The 2013 elections will truly be a re-enactment of the Stockholm Syndrome: self-empowerment through kissing the hand of the tormentor. Terror works better than any ideology; that is why ideology often leans on ‘fear and trembling’ to get itself accepted.

‘Terror’ in English comes from the root ‘tr’ meaning to tremble. It gives us words like terrible, tremor, tremble, tremendous, deter, etc. The dominant sense is that of fear but in the case of ‘tremendous’, it can also mean so good that it makes you tremble. In French, ‘tressaillir’ is to tremble. This root ‘trs’ has come down to us.

In Persian-Urdu, the word is absolutely the same. ‘Tars’ in Persian means fear. In such Urdu words as ‘Khuda-tars’ (God–fearing), there is no ambiguity.

Trembling is present in both fear and sympathy. When you feel sympathy for someone, you tremble the same way as when you experience fear.

In Greek, trembling is associated with pigeons. One must admit that pigeons are a frightened lot and tend to tremble all the time — hence the Greek name ‘treron’ for pigeons, which is used as genus in zoology.

But in Hindi, it is the monkey (‘kapi’) that trembles! The monkey trembles because it is full of unspent energy. Maulvi Azad tells us that in Persian, too, it is called ‘kapi’. This is from the verb ‘kanpna’ (to tremble) and is present in Urdu for trembling, ‘kapkapi’.

In Russian, a coward is called ‘trus’ or ‘truslivi’, demonstrating that there, too, the root ‘tr’ is operative.
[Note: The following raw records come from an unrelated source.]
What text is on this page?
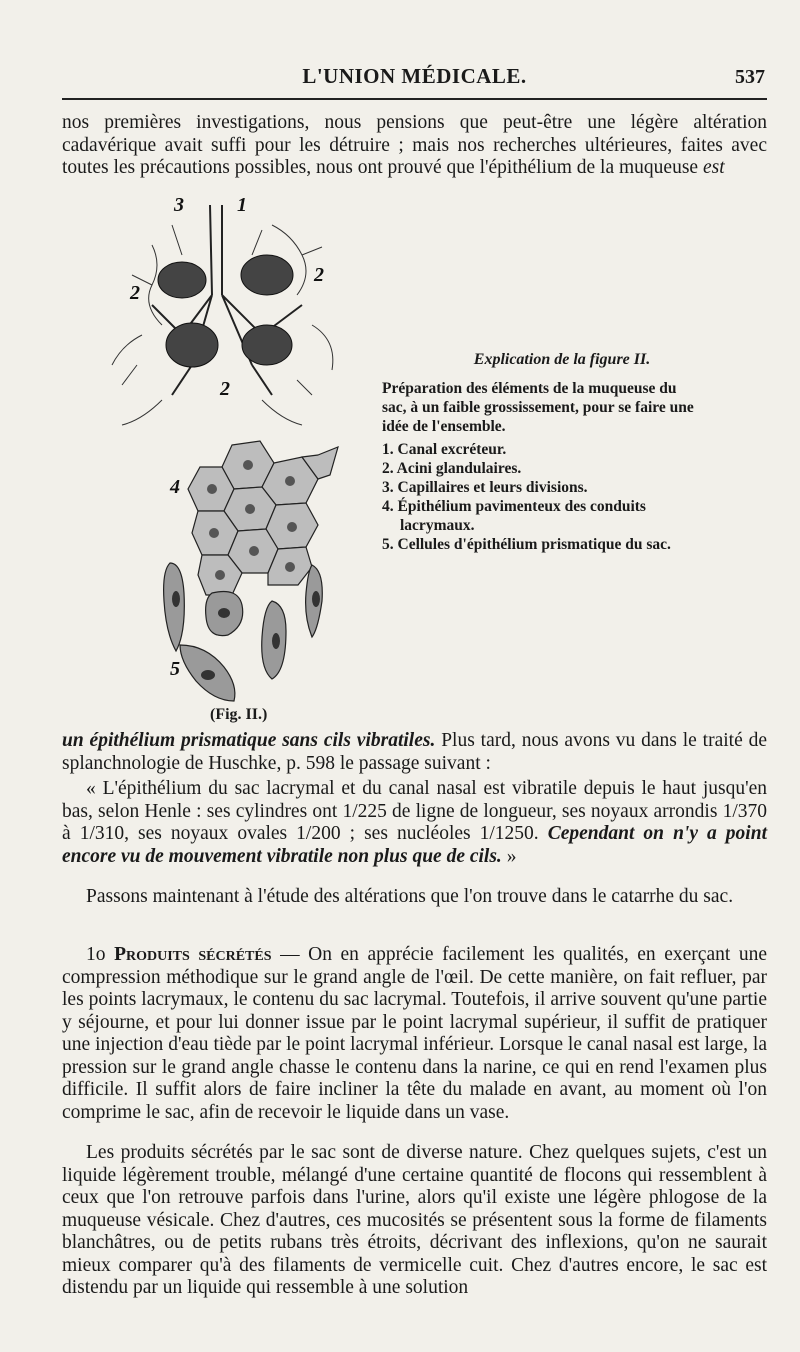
L'UNION MÉDICALE.	537

nos premières investigations, nous pensions que peut-être une légère altération cadavérique avait suffi pour les détruire ; mais nos recherches ultérieures, faites avec toutes les précautions possibles, nous ont prouvé que l'épithélium de la muqueuse est

3	1
2
2
2
4
5

Explication de la figure II.

Préparation des éléments de la muqueuse du sac, à un faible grossissement, pour se faire une idée de l'ensemble.

1. Canal excréteur.

2. Acini glandulaires.

3. Capillaires et leurs divisions.

4. Épithélium pavimenteux des conduits lacrymaux.

5. Cellules d'épithélium prismatique du sac.

(Fig. II.)

un épithélium prismatique sans cils vibratiles. Plus tard, nous avons vu dans le traité de splanchnologie de Huschke, p. 598 le passage suivant :

« L'épithélium du sac lacrymal et du canal nasal est vibratile depuis le haut jusqu'en bas, selon Henle : ses cylindres ont 1/225 de ligne de longueur, ses noyaux arrondis 1/370 à 1/310, ses noyaux ovales 1/200 ; ses nucléoles 1/1250. Cependant on n'y a point encore vu de mouvement vibratile non plus que de cils. »

Passons maintenant à l'étude des altérations que l'on trouve dans le catarrhe du sac.

1o Produits sécrétés — On en apprécie facilement les qualités, en exerçant une compression méthodique sur le grand angle de l'œil. De cette manière, on fait refluer, par les points lacrymaux, le contenu du sac lacrymal. Toutefois, il arrive souvent qu'une partie y séjourne, et pour lui donner issue par le point lacrymal supérieur, il suffit de pratiquer une injection d'eau tiède par le point lacrymal inférieur. Lorsque le canal nasal est large, la pression sur le grand angle chasse le contenu dans la narine, ce qui en rend l'examen plus difficile. Il suffit alors de faire incliner la tête du malade en avant, au moment où l'on comprime le sac, afin de recevoir le liquide dans un vase.

Les produits sécrétés par le sac sont de diverse nature. Chez quelques sujets, c'est un liquide légèrement trouble, mélangé d'une certaine quantité de flocons qui ressemblent à ceux que l'on retrouve parfois dans l'urine, alors qu'il existe une légère phlogose de la muqueuse vésicale. Chez d'autres, ces mucosités se présentent sous la forme de filaments blanchâtres, ou de petits rubans très étroits, décrivant des inflexions, qu'on ne saurait mieux comparer qu'à des filaments de vermicelle cuit. Chez d'autres encore, le sac est distendu par un liquide qui ressemble à une solution
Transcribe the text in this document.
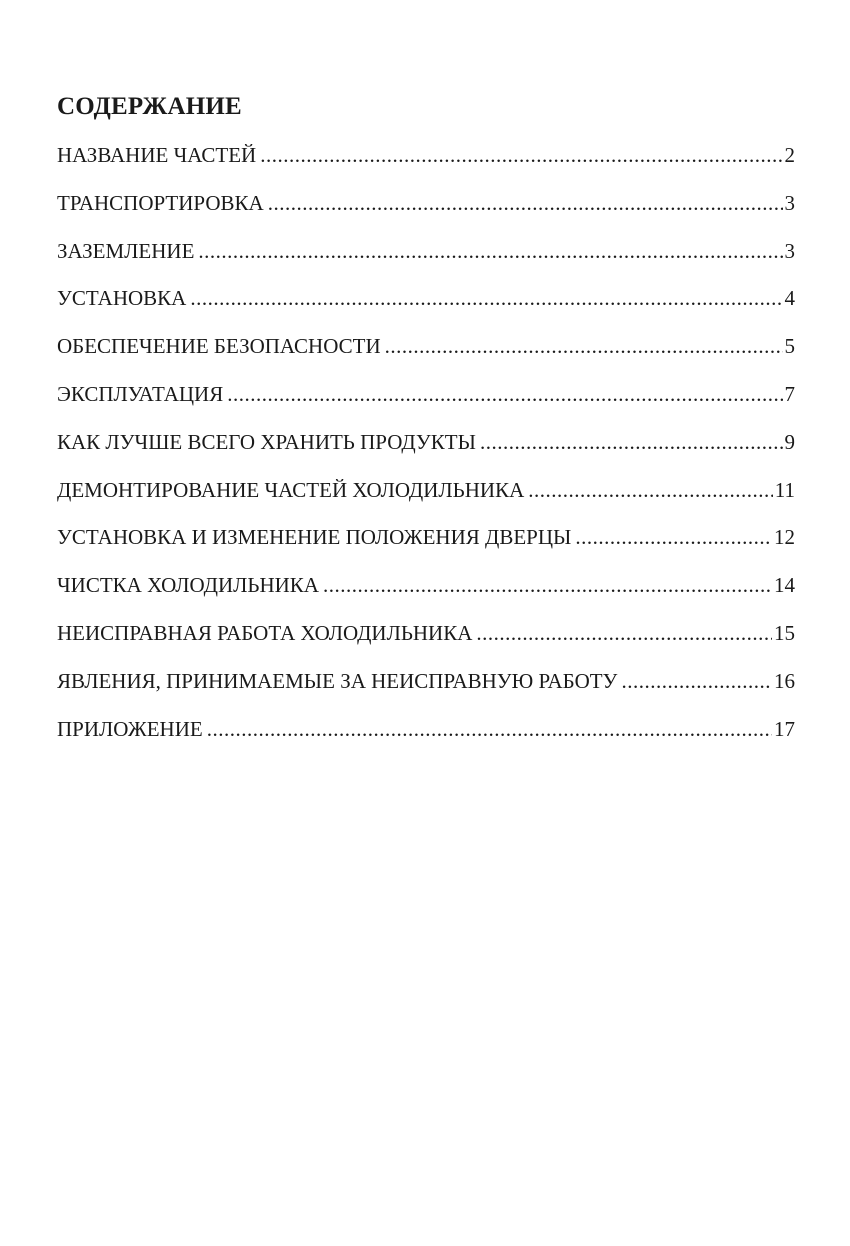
СОДЕРЖАНИЕ
НАЗВАНИЕ ЧАСТЕЙ .....	2
ТРАНСПОРТИРОВКА .....	3
ЗАЗЕМЛЕНИЕ .....	3
УСТАНОВКА .....	4
ОБЕСПЕЧЕНИЕ БЕЗОПАСНОСТИ .....	5
ЭКСПЛУАТАЦИЯ .....	7
КАК ЛУЧШЕ ВСЕГО ХРАНИТЬ ПРОДУКТЫ .....	9
ДЕМОНТИРОВАНИЕ ЧАСТЕЙ ХОЛОДИЛЬНИКА .....	11
УСТАНОВКА И ИЗМЕНЕНИЕ ПОЛОЖЕНИЯ ДВЕРЦЫ .....	12
ЧИСТКА ХОЛОДИЛЬНИКА .....	14
НЕИСПРАВНАЯ РАБОТА ХОЛОДИЛЬНИКА .....	15
ЯВЛЕНИЯ, ПРИНИМАЕМЫЕ ЗА НЕИСПРАВНУЮ РАБОТУ .....	16
ПРИЛОЖЕНИЕ .....	17
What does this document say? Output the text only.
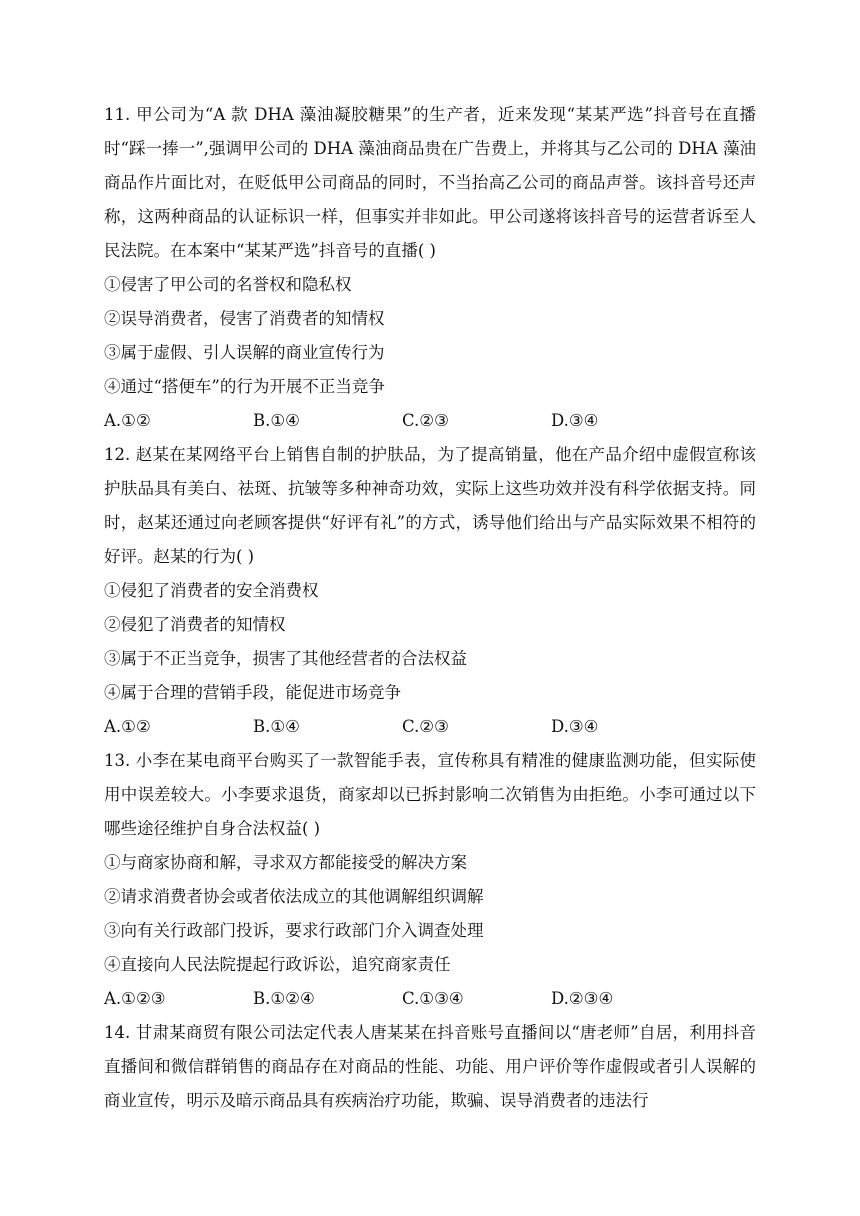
11. 甲公司为“A 款 DHA 藻油凝胶糖果”的生产者，近来发现“某某严选”抖音号在直播时“踩一捧一”,强调甲公司的 DHA 藻油商品贵在广告费上，并将其与乙公司的 DHA 藻油商品作片面比对，在贬低甲公司商品的同时，不当抬高乙公司的商品声誉。该抖音号还声称，这两种商品的认证标识一样，但事实并非如此。甲公司遂将该抖音号的运营者诉至人民法院。在本案中“某某严选”抖音号的直播( )

①侵害了甲公司的名誉权和隐私权

②误导消费者，侵害了消费者的知情权

③属于虚假、引人误解的商业宣传行为

④通过“搭便车”的行为开展不正当竞争

A.①②	B.①④	C.②③	D.③④

12. 赵某在某网络平台上销售自制的护肤品，为了提高销量，他在产品介绍中虚假宣称该护肤品具有美白、祛斑、抗皱等多种神奇功效，实际上这些功效并没有科学依据支持。同时，赵某还通过向老顾客提供“好评有礼”的方式，诱导他们给出与产品实际效果不相符的好评。赵某的行为( )

①侵犯了消费者的安全消费权

②侵犯了消费者的知情权

③属于不正当竞争，损害了其他经营者的合法权益

④属于合理的营销手段，能促进市场竞争

A.①②	B.①④	C.②③	D.③④

13. 小李在某电商平台购买了一款智能手表，宣传称具有精准的健康监测功能，但实际使用中误差较大。小李要求退货，商家却以已拆封影响二次销售为由拒绝。小李可通过以下哪些途径维护自身合法权益( )

①与商家协商和解，寻求双方都能接受的解决方案

②请求消费者协会或者依法成立的其他调解组织调解

③向有关行政部门投诉，要求行政部门介入调查处理

④直接向人民法院提起行政诉讼，追究商家责任

A.①②③	B.①②④	C.①③④	D.②③④

14. 甘肃某商贸有限公司法定代表人唐某某在抖音账号直播间以“唐老师”自居，利用抖音直播间和微信群销售的商品存在对商品的性能、功能、用户评价等作虚假或者引人误解的商业宣传，明示及暗示商品具有疾病治疗功能，欺骗、误导消费者的违法行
In Punjabi, the word for fear is ‘trah’; it has been derived from Sanskrit ‘taras’.

Punjabi ‘trah’ derives from the same Indo-European root. Interestingly, the Latin name of Eros, the Love God — Cupid — comes from the ‘kp’ root meaning trembling because when you are in love, your emotions are in a state of upheaval.

The ANP is right when it says that terrorism is going to increase after the Americans are gone. Pakistan is looking more and more like Afghanistan as it loses control of its territory. Fukuyama would be intrigued by this ‘decentralisation’ of Pakistan through an act of national ‘trembling’.

Published in The Express Tribune, December 26th, 2012.